I came across a sentence -- It is fatally easy, as one grows older, to slip into the habit of grumbling that nothing is what it was and lamenting the inferiority of what is.
I wonder what is omitted in this expression. Should there be "it", that is, what it is, or should I interprete it as what is what it was?
Thank you
Last edited by chance22; 15-Dec-2011 at 13:14.
What was and what is are two different things = The way things were and the way things are now are very different.

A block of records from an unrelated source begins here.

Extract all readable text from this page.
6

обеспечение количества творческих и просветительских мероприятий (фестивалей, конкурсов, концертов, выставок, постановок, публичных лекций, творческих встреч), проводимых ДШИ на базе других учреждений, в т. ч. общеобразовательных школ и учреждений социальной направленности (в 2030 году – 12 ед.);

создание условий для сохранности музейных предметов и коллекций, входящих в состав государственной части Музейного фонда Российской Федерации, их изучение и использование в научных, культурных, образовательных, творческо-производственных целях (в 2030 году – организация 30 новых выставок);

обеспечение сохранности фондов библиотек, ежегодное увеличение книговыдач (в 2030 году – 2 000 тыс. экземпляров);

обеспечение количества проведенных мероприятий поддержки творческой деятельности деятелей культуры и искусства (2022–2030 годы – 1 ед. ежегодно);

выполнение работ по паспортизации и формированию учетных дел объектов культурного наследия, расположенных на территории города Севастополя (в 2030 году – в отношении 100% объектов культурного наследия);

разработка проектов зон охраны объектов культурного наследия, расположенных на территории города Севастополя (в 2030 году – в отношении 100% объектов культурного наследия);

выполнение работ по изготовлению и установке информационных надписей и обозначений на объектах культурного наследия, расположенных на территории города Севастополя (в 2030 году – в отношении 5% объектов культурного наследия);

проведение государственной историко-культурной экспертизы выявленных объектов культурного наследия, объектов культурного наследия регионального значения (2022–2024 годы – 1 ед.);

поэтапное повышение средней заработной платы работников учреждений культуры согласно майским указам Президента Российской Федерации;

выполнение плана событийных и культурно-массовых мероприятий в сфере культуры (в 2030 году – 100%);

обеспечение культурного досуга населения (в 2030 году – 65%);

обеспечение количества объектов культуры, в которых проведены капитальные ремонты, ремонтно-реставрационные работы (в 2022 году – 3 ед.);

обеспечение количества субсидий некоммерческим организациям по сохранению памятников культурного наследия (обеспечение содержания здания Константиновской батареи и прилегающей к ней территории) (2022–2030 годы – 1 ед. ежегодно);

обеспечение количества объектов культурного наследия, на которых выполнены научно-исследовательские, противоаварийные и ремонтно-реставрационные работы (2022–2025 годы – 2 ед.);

Thank billmcd and emsr2d2 for the explanation. Now I got the meaning of the sentence, but I think maybe grammatically, "what is" means "something that is" , it seems incompete. Usually I find expressions in this pattern:"what is here", "what it is". Can I say this sentence falls into one of these patterns but with certain words omitted, or "what is" can be used independently meaning "what exists now"?
[QUOTE=chance22;833311]I think maybe grammatically, "what is" means "something that is"
NOT A TEACHER
(1) While we wait for the teachers' answers, may I congratulate you on your sense of
"what."
(2) According to my books, "what" is, as you suggested, sometimes a relative pronoun that means something like that which.
(i) I do not like what you said. = I do not like that which you said.
(ii) What you said is nonsense. = That which you said is nonsense.